New Year Times Square 2022 Animate 1

Yesterday I started on the Times Square New Years scene. Figuring out this walk towards the camera sets the pacing for the entire shot. I did animate his right arm swing but decided it didn’t work. I will be re-animating that arm swing today. There are several stiff arms on his left arm holding the disinfectant wand that I need to fix as well. There is an extra frame in the last step which creates a slow in at the end. It tends to make that last step look like a limp. I will keep that in mind when I animate some zombies. I decided that isn’t working so I will throw out that extra drawing and instead place a drawing where there is more foot movement probably where the foot passes through on the step.

The arm holding the wand doesn’t swing as in a normal walk since it is being held still to spray the pavement. I chose to move it at half the pace. Once I figure out this walk then I rinse and repeat 8 more times. Each walk will be unique with their own sets of challenges. The pace should pick up as I progress.

COVID: NY State of Emergency Animation Day 5

I intend to finish animating this scene, come hell or high water. Of course Hell started in 2020 and high water was just last week. I have never animated a scene with so many characters before in Callipeg. For now I have been squeezing in animation time after teaching animation courses online. Today is my day off, so I can devote the entire day to the scene.

At the end of the day yesterday Callipeg shuffled some frames arbitrarily between layers. In traditional animation that would be the equivalent of dropping a huge stack of unnumbered drawings and hoping to get then back into order. Thankfully a few undos recovered the natural order of things and I decided to close the program out and make a new version in case the program does indeed crash.

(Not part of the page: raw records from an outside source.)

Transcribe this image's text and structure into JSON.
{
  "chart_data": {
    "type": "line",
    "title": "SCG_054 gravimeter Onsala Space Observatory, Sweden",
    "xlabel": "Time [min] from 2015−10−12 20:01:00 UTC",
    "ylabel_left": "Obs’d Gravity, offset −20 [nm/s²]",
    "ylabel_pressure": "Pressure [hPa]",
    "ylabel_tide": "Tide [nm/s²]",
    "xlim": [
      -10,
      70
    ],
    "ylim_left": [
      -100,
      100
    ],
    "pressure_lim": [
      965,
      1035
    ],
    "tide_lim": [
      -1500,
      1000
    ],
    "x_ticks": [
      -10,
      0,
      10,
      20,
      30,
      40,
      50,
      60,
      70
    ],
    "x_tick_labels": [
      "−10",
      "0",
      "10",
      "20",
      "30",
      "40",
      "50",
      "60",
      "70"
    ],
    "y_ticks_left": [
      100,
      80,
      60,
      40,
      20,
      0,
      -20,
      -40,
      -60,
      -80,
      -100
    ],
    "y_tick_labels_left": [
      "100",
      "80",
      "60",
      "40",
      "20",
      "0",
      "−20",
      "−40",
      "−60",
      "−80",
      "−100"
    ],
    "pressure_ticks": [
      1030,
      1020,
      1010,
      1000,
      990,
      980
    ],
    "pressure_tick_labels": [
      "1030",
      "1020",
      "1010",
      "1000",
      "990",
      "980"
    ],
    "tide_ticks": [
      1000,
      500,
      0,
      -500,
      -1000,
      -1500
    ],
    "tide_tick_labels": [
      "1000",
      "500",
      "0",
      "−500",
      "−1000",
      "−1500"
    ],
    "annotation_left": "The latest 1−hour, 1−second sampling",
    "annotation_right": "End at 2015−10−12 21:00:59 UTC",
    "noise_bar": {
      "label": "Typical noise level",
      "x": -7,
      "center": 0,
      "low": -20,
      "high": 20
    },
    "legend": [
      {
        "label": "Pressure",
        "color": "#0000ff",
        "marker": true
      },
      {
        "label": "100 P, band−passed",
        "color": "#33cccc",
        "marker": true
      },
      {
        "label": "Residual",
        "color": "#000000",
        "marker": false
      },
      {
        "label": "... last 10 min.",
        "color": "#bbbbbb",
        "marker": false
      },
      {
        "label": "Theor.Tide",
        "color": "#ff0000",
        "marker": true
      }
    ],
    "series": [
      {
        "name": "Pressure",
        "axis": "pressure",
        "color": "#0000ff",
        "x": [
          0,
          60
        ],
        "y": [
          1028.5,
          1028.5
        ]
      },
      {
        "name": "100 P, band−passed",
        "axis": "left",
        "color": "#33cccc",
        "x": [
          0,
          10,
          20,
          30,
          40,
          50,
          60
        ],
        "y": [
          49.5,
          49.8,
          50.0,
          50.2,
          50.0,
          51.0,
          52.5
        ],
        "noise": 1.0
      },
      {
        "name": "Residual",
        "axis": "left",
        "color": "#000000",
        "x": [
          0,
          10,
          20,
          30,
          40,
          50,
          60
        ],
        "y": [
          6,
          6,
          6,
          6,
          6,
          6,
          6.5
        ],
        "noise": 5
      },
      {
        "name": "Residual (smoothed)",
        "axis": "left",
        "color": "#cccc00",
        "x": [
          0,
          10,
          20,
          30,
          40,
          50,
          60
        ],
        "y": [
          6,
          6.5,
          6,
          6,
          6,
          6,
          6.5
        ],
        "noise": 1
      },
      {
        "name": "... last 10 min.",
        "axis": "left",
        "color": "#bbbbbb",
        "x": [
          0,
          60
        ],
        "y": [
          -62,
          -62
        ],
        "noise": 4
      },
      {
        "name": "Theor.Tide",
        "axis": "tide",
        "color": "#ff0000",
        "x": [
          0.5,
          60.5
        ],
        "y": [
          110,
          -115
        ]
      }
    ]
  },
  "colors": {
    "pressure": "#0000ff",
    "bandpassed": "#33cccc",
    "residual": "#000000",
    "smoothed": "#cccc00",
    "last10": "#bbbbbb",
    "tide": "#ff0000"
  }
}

Today I plan to animate the guy in the blue shirt leading the pack. Right now he is a held cell and I will probably move him closer to the folks behind him. Then I have to animate the crowd in the distance, I hope I can just animate each of then as heads and bodied that I bob up and down along motion paths. I noticed when I took this screen shot that they are rather blurry, so I will need to re-import then into the program.

I notice a white horizontal glitch which I believe is easily fixed when I resize the scene. There are also random splotches and specks of paint here and there that I will have to clean up before the final render. Late today I will also animate a ray beam which could be quite simple since it happens so fast.